Scientists have long known that basal melt, the melting of ice shelves from underneath, was taking place and attributed the trend to icebergs breaking off the platforms.

But the new study, to be published in Friday's issue of the journal Science, said most of the lost mass came from the bottom, not the top.

"Our study shows melting from below by the ocean waters is larger, and this should change our perspective on the evolution of the ice sheet in a warming climate," said lead author Eric Rignot of Nasa's Jet Propulsion Laboratory and the University of California, Irvine.

Overall, Antarctic ice shelves lost 1 325 trillion kilograms of ice per year in 2003 to 2008 through basal melt, compared to 1 000 trillion kilograms lost due to iceberg formation.

Freshwater

During the process known as calving, large chunks of ice break off from the part of the ice shelf facing the sea.

The researchers also made the surprising discovery that the three giant ice shelves that make up two thirds of the entire Antarctic ice shelf area only account for 15% of basal melting.

The melted ice shelves are also distributed unevenly across the continent.

Ice shelves tend to lose mass twice as fast as the Antarctic ice sheet on land over the same period, according to the study.

"Ice shelf melt doesn't necessarily mean an ice shelf is decaying; it can be compensated by the ice flow from the continent," Rignot said.

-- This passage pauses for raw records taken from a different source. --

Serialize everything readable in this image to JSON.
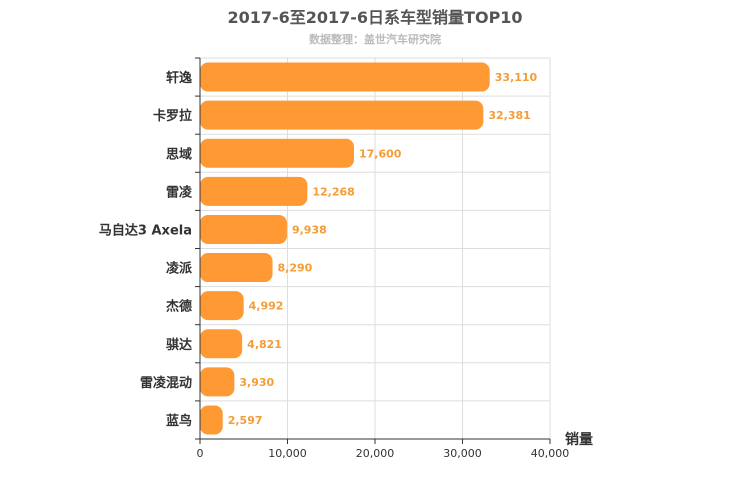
{
  "header": {
    "title": "2017-6至2017-6日系车型销量TOP10",
    "subtitle": "数据整理：盖世汽车研究院"
  },
  "chart_data": {
    "type": "bar",
    "orientation": "horizontal",
    "title": "2017-6至2017-6日系车型销量TOP10",
    "subtitle": "数据整理：盖世汽车研究院",
    "categories": [
      "轩逸",
      "卡罗拉",
      "思域",
      "雷凌",
      "马自达3 Axela",
      "凌派",
      "杰德",
      "骐达",
      "雷凌混动",
      "蓝鸟"
    ],
    "values": [
      33110,
      32381,
      17600,
      12268,
      9938,
      8290,
      4992,
      4821,
      3930,
      2597
    ],
    "value_labels": [
      "33,110",
      "32,381",
      "17,600",
      "12,268",
      "9,938",
      "8,290",
      "4,992",
      "4,821",
      "3,930",
      "2,597"
    ],
    "xlabel": "销量",
    "xlim": [
      0,
      40000
    ],
    "ticks": [
      "0",
      "10,000",
      "20,000",
      "30,000",
      "40,000"
    ],
    "tick_values": [
      0,
      10000,
      20000,
      30000,
      40000
    ],
    "grid": true,
    "bar_color": "#ff9933",
    "label_color": "#f49d37"
  }
}
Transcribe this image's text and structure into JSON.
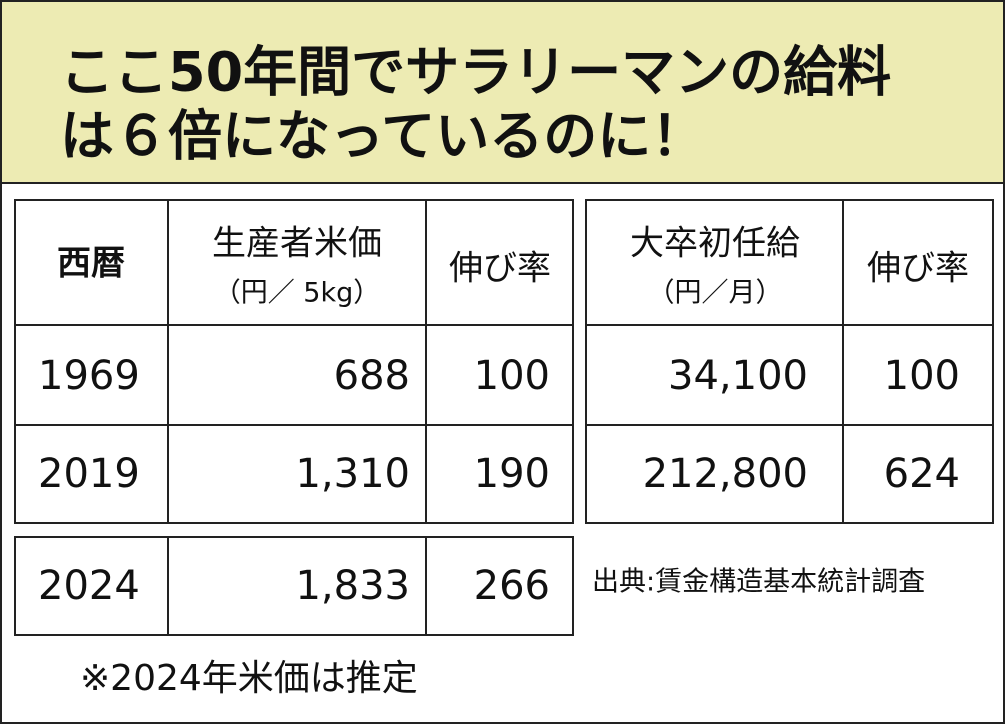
{
  "header": {
    "title_lines": [
      "ここ50年間でサラリーマンの給料",
      "は６倍になっているのに！"
    ]
  },
  "rice_table": {
    "headers": {
      "year": "西暦",
      "price": "生産者米価",
      "price_unit": "（円／ 5kg）",
      "growth": "伸び率"
    },
    "rows": [
      [
        "1969",
        "688",
        "100"
      ],
      [
        "2019",
        "1,310",
        "190"
      ],
      [
        "2024",
        "1,833",
        "266"
      ]
    ]
  },
  "salary_table": {
    "headers": {
      "salary": "大卒初任給",
      "salary_unit": "（円／月）",
      "growth": "伸び率"
    },
    "rows": [
      [
        "34,100",
        "100"
      ],
      [
        "212,800",
        "624"
      ]
    ]
  },
  "source": "出典:賃金構造基本統計調査",
  "note": "※2024年米価は推定"
}
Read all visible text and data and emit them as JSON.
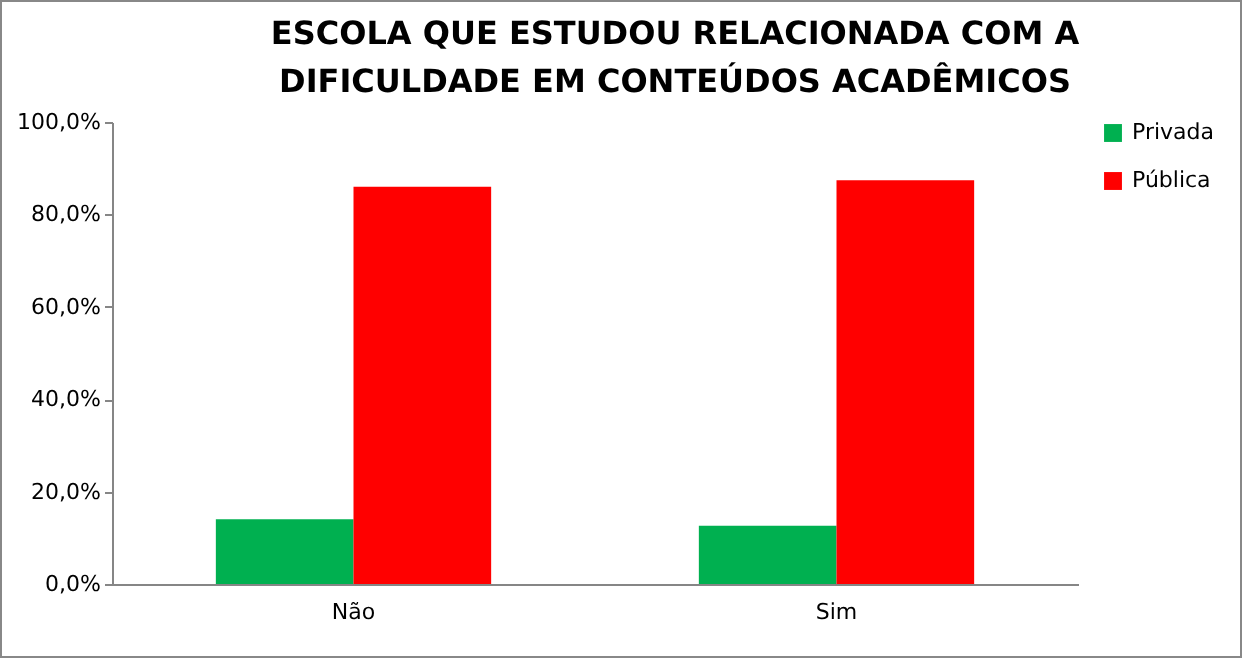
{
  "chart_data": {
    "type": "bar",
    "title": "ESCOLA QUE ESTUDOU RELACIONADA COM A\nDIFICULDADE EM CONTEÚDOS ACADÊMICOS",
    "categories": [
      "Não",
      "Sim"
    ],
    "series": [
      {
        "name": "Privada",
        "color": "#00b050",
        "values": [
          14.0,
          12.6
        ]
      },
      {
        "name": "Pública",
        "color": "#ff0000",
        "values": [
          86.0,
          87.4
        ]
      }
    ],
    "ylim": [
      0,
      100
    ],
    "yticks": [
      {
        "value": 0,
        "label": "0,0%"
      },
      {
        "value": 20,
        "label": "20,0%"
      },
      {
        "value": 40,
        "label": "40,0%"
      },
      {
        "value": 60,
        "label": "60,0%"
      },
      {
        "value": 80,
        "label": "80,0%"
      },
      {
        "value": 100,
        "label": "100,0%"
      }
    ],
    "grid": false,
    "legend": "right"
  }
}
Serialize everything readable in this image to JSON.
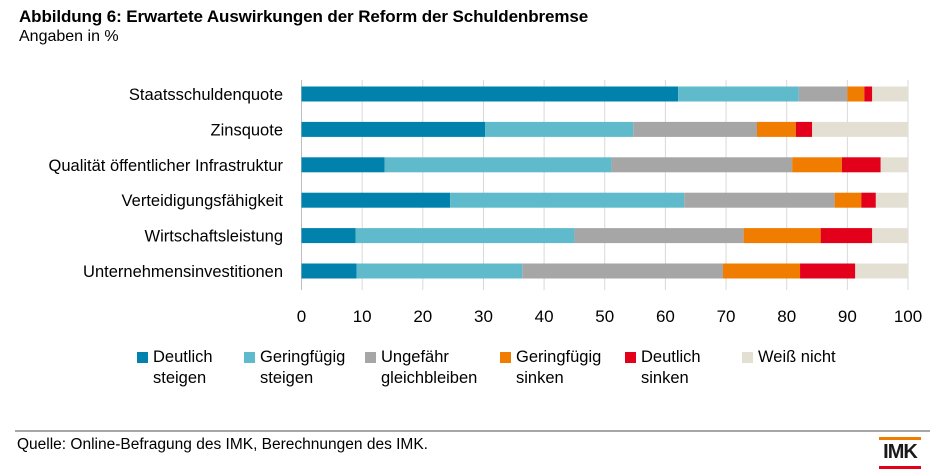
{
  "chart_data": {
    "type": "bar",
    "orientation": "horizontal",
    "stacked": true,
    "title": "Abbildung 6: Erwartete Auswirkungen der Reform der Schuldenbremse",
    "subtitle": "Angaben in %",
    "xlabel": "",
    "ylabel": "",
    "xlim": [
      0,
      100
    ],
    "xticks": [
      0,
      10,
      20,
      30,
      40,
      50,
      60,
      70,
      80,
      90,
      100
    ],
    "grid": true,
    "legend_position": "bottom",
    "categories": [
      "Staatsschuldenquote",
      "Zinsquote",
      "Qualität öffentlicher Infrastruktur",
      "Verteidigungsfähigkeit",
      "Wirtschaftsleistung",
      "Unternehmensinvestitionen"
    ],
    "series": [
      {
        "name": "Deutlich steigen",
        "label_lines": [
          "Deutlich",
          "steigen"
        ],
        "color": "#0082ad",
        "values": [
          62.1,
          30.3,
          13.7,
          24.5,
          8.9,
          9.1
        ]
      },
      {
        "name": "Geringfügig steigen",
        "label_lines": [
          "Geringfügig",
          "steigen"
        ],
        "color": "#5fbbcb",
        "values": [
          19.9,
          24.4,
          37.4,
          38.6,
          36.1,
          27.3
        ]
      },
      {
        "name": "Ungefähr gleichbleiben",
        "label_lines": [
          "Ungefähr",
          "gleichbleiben"
        ],
        "color": "#a6a6a6",
        "values": [
          8.0,
          20.4,
          29.8,
          24.8,
          27.9,
          33.1
        ]
      },
      {
        "name": "Geringfügig sinken",
        "label_lines": [
          "Geringfügig",
          "sinken"
        ],
        "color": "#f07d00",
        "values": [
          2.8,
          6.4,
          8.2,
          4.4,
          12.7,
          12.7
        ]
      },
      {
        "name": "Deutlich sinken",
        "label_lines": [
          "Deutlich",
          "sinken"
        ],
        "color": "#e2001a",
        "values": [
          1.3,
          2.7,
          6.4,
          2.4,
          8.5,
          9.1
        ]
      },
      {
        "name": "Weiß nicht",
        "label_lines": [
          "Weiß nicht"
        ],
        "color": "#e3e0d3",
        "values": [
          5.9,
          15.8,
          4.5,
          5.3,
          5.9,
          8.7
        ]
      }
    ]
  },
  "header": {
    "title": "Abbildung 6: Erwartete Auswirkungen der Reform der Schuldenbremse",
    "subtitle": "Angaben in %"
  },
  "footer": {
    "source": "Quelle: Online-Befragung des IMK, Berechnungen des IMK.",
    "logo_text": "IMK"
  }
}
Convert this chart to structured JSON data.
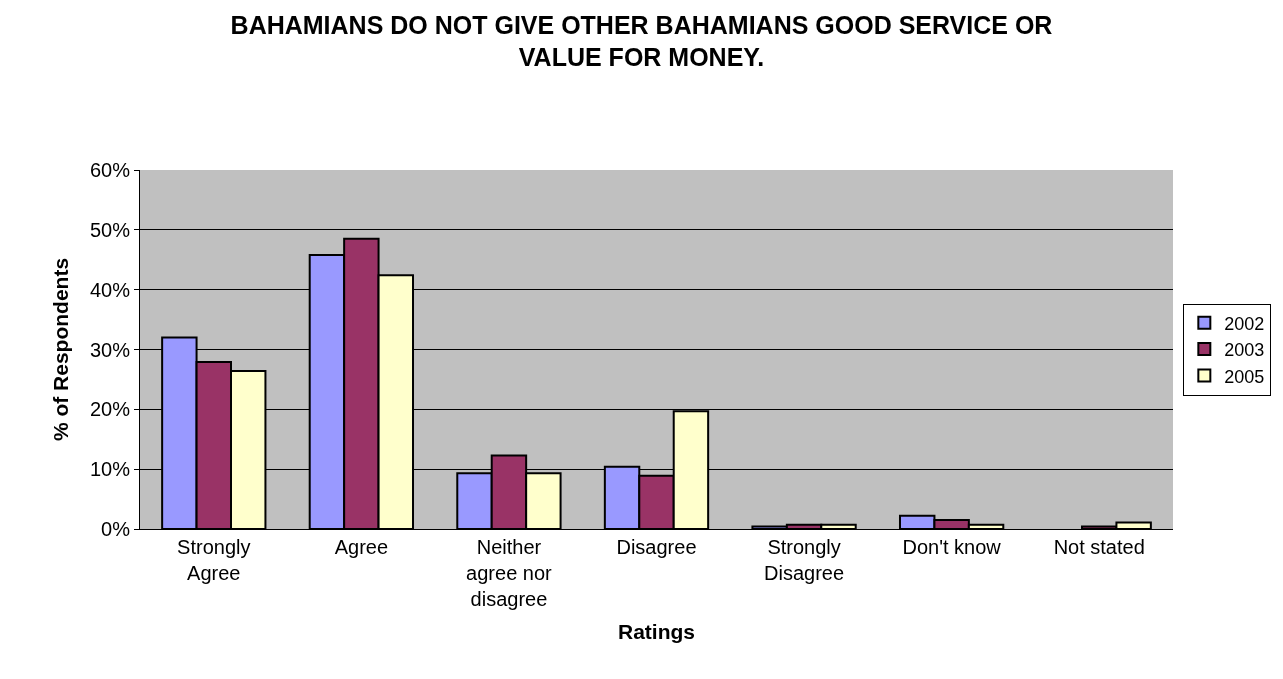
{
  "chart_data": {
    "type": "bar",
    "title": "BAHAMIANS DO NOT GIVE OTHER BAHAMIANS GOOD SERVICE OR VALUE FOR MONEY.",
    "xlabel": "Ratings",
    "ylabel": "% of Respondents",
    "categories": [
      "Strongly Agree",
      "Agree",
      "Neither agree nor disagree",
      "Disagree",
      "Strongly Disagree",
      "Don't know",
      "Not stated"
    ],
    "series": [
      {
        "name": "2002",
        "color": "#9999ff",
        "values": [
          32.0,
          45.8,
          9.3,
          10.4,
          0.4,
          2.2,
          null
        ]
      },
      {
        "name": "2003",
        "color": "#993366",
        "values": [
          27.9,
          48.5,
          12.3,
          8.9,
          0.7,
          1.5,
          0.4
        ]
      },
      {
        "name": "2005",
        "color": "#ffffcc",
        "values": [
          26.4,
          42.4,
          9.3,
          19.7,
          0.7,
          0.7,
          1.1
        ]
      }
    ],
    "ylim": [
      0,
      60
    ],
    "yticks": [
      {
        "value": 0,
        "label": "0%"
      },
      {
        "value": 10,
        "label": "10%"
      },
      {
        "value": 20,
        "label": "20%"
      },
      {
        "value": 30,
        "label": "30%"
      },
      {
        "value": 40,
        "label": "40%"
      },
      {
        "value": 50,
        "label": "50%"
      },
      {
        "value": 60,
        "label": "60%"
      }
    ],
    "grid": "y",
    "legend": "right"
  }
}
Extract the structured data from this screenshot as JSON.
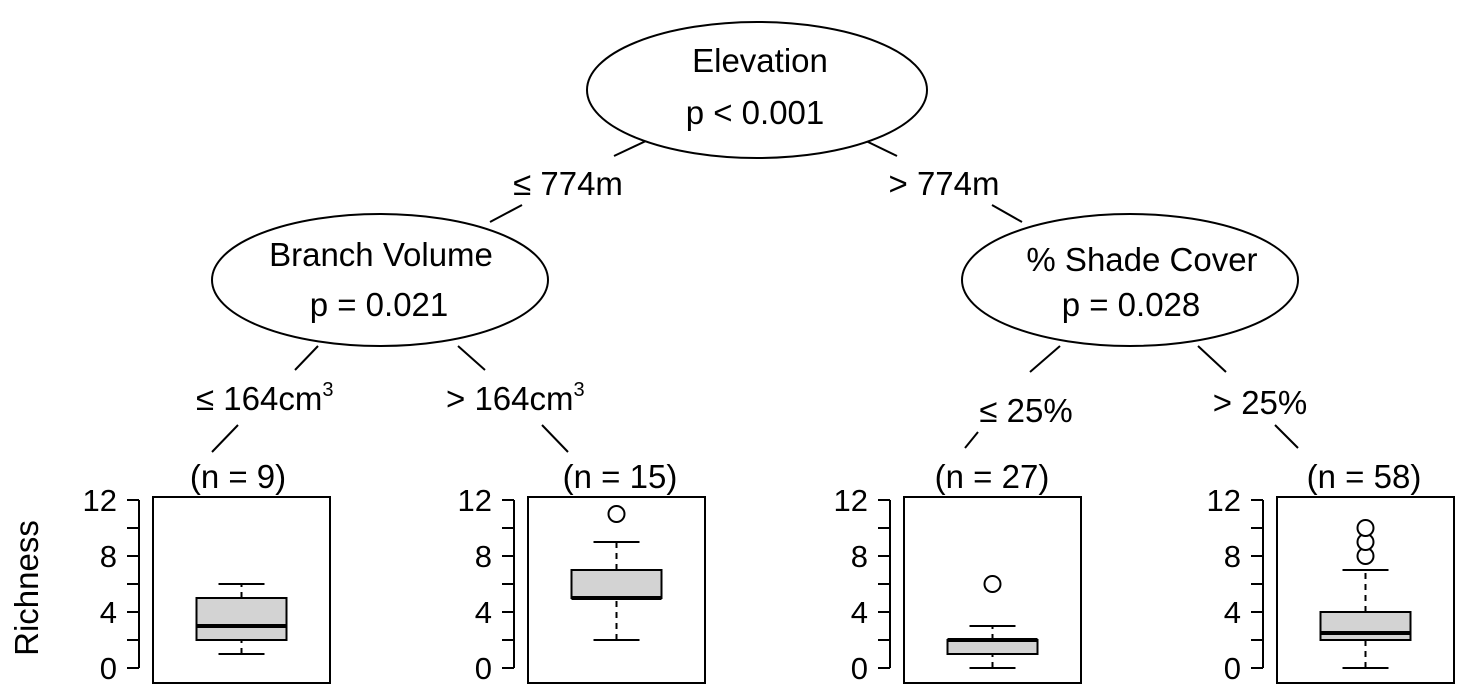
{
  "tree": {
    "root": {
      "variable": "Elevation",
      "p": "p < 0.001"
    },
    "left_edge": "≤ 774m",
    "right_edge": "> 774m",
    "left_node": {
      "variable": "Branch Volume",
      "p": "p = 0.021",
      "left_edge": {
        "text": "≤ 164cm",
        "sup": "3"
      },
      "right_edge": {
        "text": "> 164cm",
        "sup": "3"
      }
    },
    "right_node": {
      "variable": "% Shade Cover",
      "p": "p = 0.028",
      "left_edge": "≤ 25%",
      "right_edge": "> 25%"
    }
  },
  "chart_data": {
    "type": "boxplot",
    "ylabel": "Richness",
    "ylim": [
      0,
      12
    ],
    "yticks": [
      0,
      4,
      8,
      12
    ],
    "leaves": [
      {
        "n_label": "(n = 9)",
        "whisker_low": 1,
        "q1": 2,
        "median": 3,
        "q3": 5,
        "whisker_high": 6,
        "outliers": []
      },
      {
        "n_label": "(n = 15)",
        "whisker_low": 2,
        "q1": 5,
        "median": 5,
        "q3": 7,
        "whisker_high": 9,
        "outliers": [
          11
        ]
      },
      {
        "n_label": "(n = 27)",
        "whisker_low": 0,
        "q1": 1,
        "median": 2,
        "q3": 2,
        "whisker_high": 3,
        "outliers": [
          6
        ]
      },
      {
        "n_label": "(n = 58)",
        "whisker_low": 0,
        "q1": 2,
        "median": 2.5,
        "q3": 4,
        "whisker_high": 7,
        "outliers": [
          8,
          9,
          10
        ]
      }
    ],
    "box_color": "#d3d3d3"
  }
}
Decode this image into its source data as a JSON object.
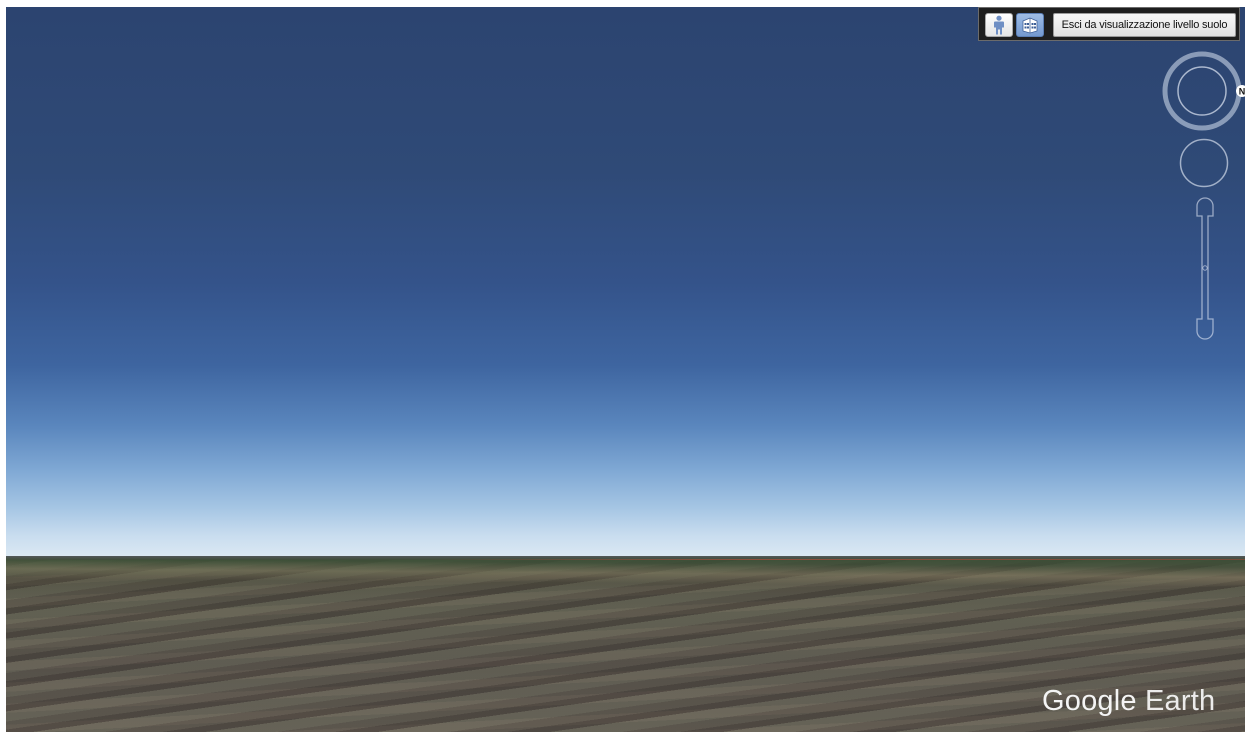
{
  "toolbar": {
    "person_icon": "street-view-person-icon",
    "building_icon": "3d-buildings-icon",
    "exit_ground_label": "Esci da visualizzazione livello suolo"
  },
  "navigation": {
    "compass_label": "N",
    "compass_icon": "compass-ring-icon",
    "look_icon": "look-joystick-icon",
    "zoom_icon": "zoom-slider-icon"
  },
  "logo": {
    "word1": "Google",
    "word2": "Earth"
  },
  "colors": {
    "sky_top": "#2c4470",
    "sky_horizon": "#dce9f3",
    "ground": "#6b6a5a",
    "toolbar_bg": "#1e1e1e",
    "active_button": "#7499cf"
  }
}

"But in a number of places around Antarctica, ice shelves are melting too fast, and a consequence of that is glaciers and the entire continent are changing as well."

Antarctica holds about 60% of Earth's freshwater inside its huge ice sheet.

The researchers said that understanding how ice shelves melt will help improve projects of how the Antarctic ice sheet will respond to a warming ocean and raise sea levels.